Необходимость отдыха заставляет возвращаться в номер и ложиться в постель.
Снова копаюсь в журналах. Вот на фотографии мой триумф в Ленинграде. Там я набрал лучшую сумму троеборья. Счастье былых побед не согревает. Кто он – автор репортажа? Сколько слов! Запрягает в свое счастье. Какое им дело до меня! Им важны свои мысли и чувства.
Боль жиреет моими сомнениями. Ведь я сам себя погнал по всем испытаниям. Никто другой – только я. И это чувство обреченности из-за «экстрима». Он внушает мне, будто я надорвался.
Встаю. Разглядываю себя в зеркало. У меня крупные, чуткие мышцы. Сколько же послушных мышц! Мощные перекаты мышц.
«Не турне, а исповедование души, – усмехаюсь я. – Точнее – ее превращения». Глупо звучит мой смешок в этой комнате. Зачем я здесь? Зачем?..
Чтобы не пустить новую боль, я четко и раздельно повторяю: «Если даже я и способен потерять контроль над собой, то и тогда не скажу: проиграл! Никогда не соглашусь на чью-то власть над собой». Новая боль душит. Зачем выдумываю новое испытание? Рекорд? Зачем? Беги, брось все!..
Стою, как на помосте перед рекордом. Руки расслаблены. Ноги точно по ширине плеч. Равновесие в каждом суставе. Огромные жизни в моих мышцах.
Шепот обжигает губы: «Никто не властен! Мышцы могут проиграть, я – никогда! Не уступлю себя! Не уступлю!» Сбивчивый, жадный шепот…
– Твой тренер не благоволит ко мне, – говорит Цорн. – Ей-богу, я не так испорчен, как он воображает.
Цорн идет за мной. Мы садимся. У меня на коленях плащ, шляпа, мокрые от дождя. У шляпы даже провисли поля. Не успевает просыхать.
– Ничего не надо? -спрашивает Цорн.
– Нет.
– Долг переводчика проявлять заботу.
Зубы тоски желты. Я по-прежнему ощущаю хватку этих зубов.
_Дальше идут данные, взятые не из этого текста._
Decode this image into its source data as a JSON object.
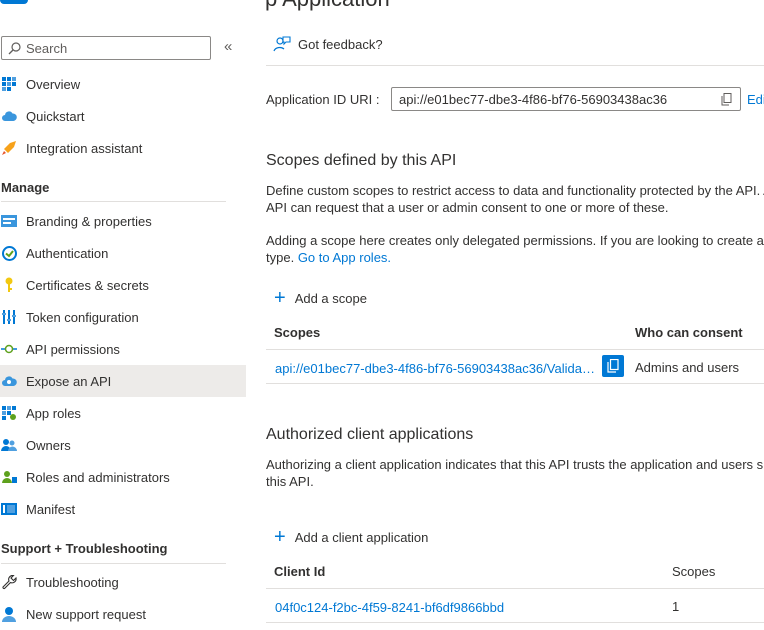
{
  "header": {
    "title_partial": "p Application"
  },
  "search": {
    "placeholder": "Search"
  },
  "sidebar": {
    "items": [
      {
        "label": "Overview"
      },
      {
        "label": "Quickstart"
      },
      {
        "label": "Integration assistant"
      }
    ],
    "manage_heading": "Manage",
    "manage_items": [
      {
        "label": "Branding & properties"
      },
      {
        "label": "Authentication"
      },
      {
        "label": "Certificates & secrets"
      },
      {
        "label": "Token configuration"
      },
      {
        "label": "API permissions"
      },
      {
        "label": "Expose an API"
      },
      {
        "label": "App roles"
      },
      {
        "label": "Owners"
      },
      {
        "label": "Roles and administrators"
      },
      {
        "label": "Manifest"
      }
    ],
    "support_heading": "Support + Troubleshooting",
    "support_items": [
      {
        "label": "Troubleshooting"
      },
      {
        "label": "New support request"
      }
    ]
  },
  "main": {
    "feedback": "Got feedback?",
    "app_id_label": "Application ID URI :",
    "app_id_value": "api://e01bec77-dbe3-4f86-bf76-56903438ac36",
    "edit_label": "Edi",
    "scopes_heading": "Scopes defined by this API",
    "scopes_desc_line1": "Define custom scopes to restrict access to data and functionality protected by the API. A",
    "scopes_desc_line2": "API can request that a user or admin consent to one or more of these.",
    "scopes_note_line1": "Adding a scope here creates only delegated permissions. If you are looking to create app",
    "scopes_note_line2_prefix": "type.",
    "scopes_note_link": "Go to App roles.",
    "add_scope": "Add a scope",
    "scopes_table": {
      "col_scopes": "Scopes",
      "col_consent": "Who can consent",
      "rows": [
        {
          "scope": "api://e01bec77-dbe3-4f86-bf76-56903438ac36/Valida…",
          "consent": "Admins and users"
        }
      ]
    },
    "clients_heading": "Authorized client applications",
    "clients_desc_line1": "Authorizing a client application indicates that this API trusts the application and users s",
    "clients_desc_line2": "this API.",
    "add_client": "Add a client application",
    "clients_table": {
      "col_client_id": "Client Id",
      "col_scopes": "Scopes",
      "rows": [
        {
          "client_id": "04f0c124-f2bc-4f59-8241-bf6df9866bbd",
          "scopes": "1"
        }
      ]
    }
  },
  "colors": {
    "accent": "#0078d4",
    "active_bg": "#edebe9",
    "text": "#323130",
    "divider": "#e1dfdd"
  }
}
«Сомнения – результат нервного и физического истощения, – успокаиваю я себя. – Это точно, как дважды два четыре. У этой новой чрезмерной усталости свои причуды».
Цорн ухмыляется:
– Я с кладбища, Сергей. Не угодно ли? Я очень растрогал патриотически настроенного служителя. Я смиренно возложил гвоздики на могилу нашего почитаемого деятеля. Я сказал: «Лежи! Всегда лежи!» Иногда мне это необходимо. Я давно не был так искренен. Когда я вижу, что зло все-таки смертно, это действует на меня благотворно… Это был очень знаменитый политик. Он вел себя так, будто только ему была известна истина. И эта истина единственная и непогрешимая. Тошнит от непогрешимых истин! Неуважение к закону у меня в крови… вернее, с кровью. С того безусого возраста, когда я уяснил, что законам плевать на меня. – Цорн стучит трубкой по протезу. – Не правда ли, мелодичный звук? Этого достаточно, чтобы испытывать некоторое недоверие к политикам и закону. Господь видит, в этом не моя вина. Но я, разумеется, понимаю: зло и насилие существуют потому, что это необходимо определенной части человечества. К сожалению, всегда более влиятельной. О, подобные политики всегда самые ретивые патриоты! Этих политиков следует почитать за труды на ниве всеобщего оглупления… Кладбищенский цербер растрогался до насморка. Гвоздики на мрамор надгробия! – Цорн вырывает из газеты лоскуток, скручивает его и старательно вычищает золу из трубки. – Еще мосье Стендаль говорил, что рассказывать правду о своем времени чаще всего означает рассказывать ужасы. Вот наше общество, сэр.